Clinton did address his opponents: "To those who oppose affirmative action, I ask you to come up with an alternative." But what the president does not understand is if the problem is made worse by government involvement, the obvious step should be for government to get out of the way. If this creates other problems, then the American people will then have a clear picture of what remains to be done before it asks government to intervene.
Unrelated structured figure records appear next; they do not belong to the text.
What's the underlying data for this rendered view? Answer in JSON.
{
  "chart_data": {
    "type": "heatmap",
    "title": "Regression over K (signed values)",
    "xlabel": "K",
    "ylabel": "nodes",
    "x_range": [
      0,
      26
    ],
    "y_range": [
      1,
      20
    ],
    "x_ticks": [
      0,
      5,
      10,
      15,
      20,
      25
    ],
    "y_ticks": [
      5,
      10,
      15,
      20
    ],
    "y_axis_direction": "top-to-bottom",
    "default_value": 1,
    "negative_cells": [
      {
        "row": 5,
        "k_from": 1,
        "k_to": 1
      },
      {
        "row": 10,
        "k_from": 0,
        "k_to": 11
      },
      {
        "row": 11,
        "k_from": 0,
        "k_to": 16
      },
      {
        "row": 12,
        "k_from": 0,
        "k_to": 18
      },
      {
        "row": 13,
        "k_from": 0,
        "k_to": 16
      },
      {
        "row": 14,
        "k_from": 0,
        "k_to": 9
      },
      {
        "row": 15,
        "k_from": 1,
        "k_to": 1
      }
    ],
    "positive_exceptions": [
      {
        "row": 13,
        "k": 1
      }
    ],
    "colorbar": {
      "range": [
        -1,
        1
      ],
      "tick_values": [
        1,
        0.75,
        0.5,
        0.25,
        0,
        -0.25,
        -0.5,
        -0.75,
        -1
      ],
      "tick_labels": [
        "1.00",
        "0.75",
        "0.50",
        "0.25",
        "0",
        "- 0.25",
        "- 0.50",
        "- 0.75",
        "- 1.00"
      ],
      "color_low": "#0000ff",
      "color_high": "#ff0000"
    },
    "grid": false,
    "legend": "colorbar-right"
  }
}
Americans are uniting behind the only principle that can possibly save us from ourselves: equality before the law for all Americans regardless of race. They have concluded that becoming "one America" requires one principle that all Americans can lay claim to, the principle that stands as the hallmark of our nation’s Founding: "We hold these truths to be self-evident, that all men are created equal." How come the President did not mention this principle, nor explain how it should apply to cases of racial discrimination? Clinton did ask, "Can we be one America respecting, even celebrating our differences, but embracing even more what we have in common?" And yet, he does not identify what we have in common, abandoning the dialogue right where it most needs guidance.

When asked, "What shall we do with the Negro?" the escaped slave-turned-abolitionist speaker Frederick Douglass replied, "Do nothing with us! Your doing with us has already played the mischief with us." He understood that the problem of racial bigotry in America had more to do with government intervention than with government neglect. Douglass summed up in one word what the Negro asks of government, "justice," which translates into "equality before the law" for all who deserve and claim its protection. If government protected the equal rights of citizenship for each and every American, there would be little left for government to do except to prosecute bonafide cases of racial discrimination by convicting proven perpetrators and awarding compensation for actual victims of discrimination.

We should reclaim the notion of "innocent until proven guilty." Instead of government-mandated policies that presume injuries, victims, and offenders without requiring proof of injury, i.e., affirmative action as practiced today, actual victims of racial discrimination should take their case to court. If successful, they should be compensated for their loss and awarded heavy punitive damages to deter other businesses (or schools) from engaging in bigoted decision-making. Instead of government set-asides, employer "goals and timetables," and university quotas disguised as "diversity," individual citizens should assume the responsibility to secure their rights under a government of equal laws and impartial courts.

With a debate over the direction of race-based policies already in progress, the president’s claim to start a national conversation about race served only as a rude interruption. When a majority of California citizens declared an end to racial discrimination by the state, affirming a nationwide trend towards color-blind policies, it’s a shame the President of the United States turned a blind eye to their pursuit of liberty and justice for all.

Lucas Morel is an Adjunct Fellow at the John M. Ashbrook Center for Public Affairs at Ashland University.